THERE are 400 Royal Australian Air Force officers, eight Super Hornets, a Multi Role Tanker Transport aircraft, and a Wedgetail Airborne Early Warning and Control aircraft in the contingent.
The deployment is in addition to Hercules and Globemaster planes that have been carrying out humanitarian and weapons drops in northern Iraq.
Defence says the aircraft are on standby awaiting the go ahead for operations to combat Islamic State extremists.
Attorney-General George Brandis will introduce a counter-terrorism bill to parliament on Wednesday, which will immediately be referred to a committee for review.
The new laws will crack down on Australians travelling overseas to fight in conflicts and enforcement agencies will get extra powers to investigate, arrest and prosecute.
Shadow attorney general Mark Dreyfus said there were some sensible provisions in the bill such as allowing temporary suspensions of passports.

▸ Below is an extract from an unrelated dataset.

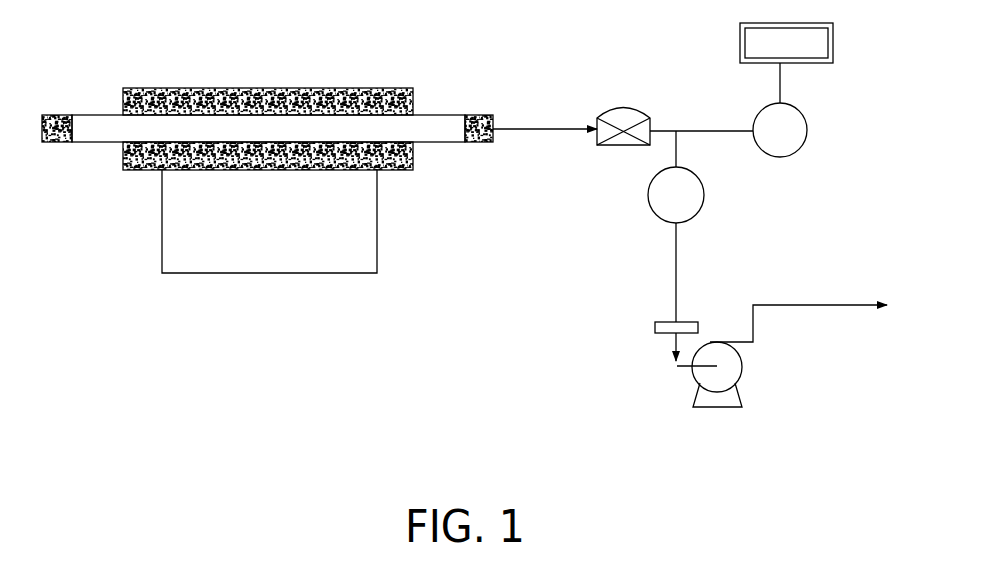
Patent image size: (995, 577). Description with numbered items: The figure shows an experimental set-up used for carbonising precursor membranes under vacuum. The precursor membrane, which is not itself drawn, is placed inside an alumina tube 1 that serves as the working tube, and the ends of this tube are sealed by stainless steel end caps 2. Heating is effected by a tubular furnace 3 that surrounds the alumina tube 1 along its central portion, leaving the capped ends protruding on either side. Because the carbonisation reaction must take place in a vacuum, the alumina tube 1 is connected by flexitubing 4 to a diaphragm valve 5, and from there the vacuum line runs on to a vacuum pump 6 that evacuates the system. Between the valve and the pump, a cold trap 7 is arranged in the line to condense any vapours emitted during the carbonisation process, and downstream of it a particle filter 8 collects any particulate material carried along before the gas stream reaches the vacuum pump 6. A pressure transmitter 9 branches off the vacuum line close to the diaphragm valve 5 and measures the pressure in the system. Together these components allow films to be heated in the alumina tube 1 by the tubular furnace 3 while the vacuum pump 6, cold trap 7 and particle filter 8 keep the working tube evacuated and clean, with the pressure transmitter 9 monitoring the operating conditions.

Labor supports the committee inquiry being expedited and speeding up the public consultation process.
But Mr Dreyfus is concerned about the provision which 'criminalises' travel to designated areas, without a valid excuse.
"It's an unprecedented measure," he told ABC radio.
"It appears to curtail not only freedom of movement, but also the right to silence, and, the presumption of innocence."
He also believes there are flaws in the preventative detention arrangements, citing police concerns that they can't actually question suspects during that period.
The former Independent National Security Legislation Monitor, Bret Walker SC, says he's satisfied the new law has been properly drafted, including the section to designate "no go" zones.
He says the changes will mean a person won't have to 'prove' why they went to the designated area, but rather, just point to material that suggests there's a reasonable possibility they were there for a legitimate purpose.
"The prosecution will simply have to negative (?) that beyond reasonable doubt," he told ABC radio.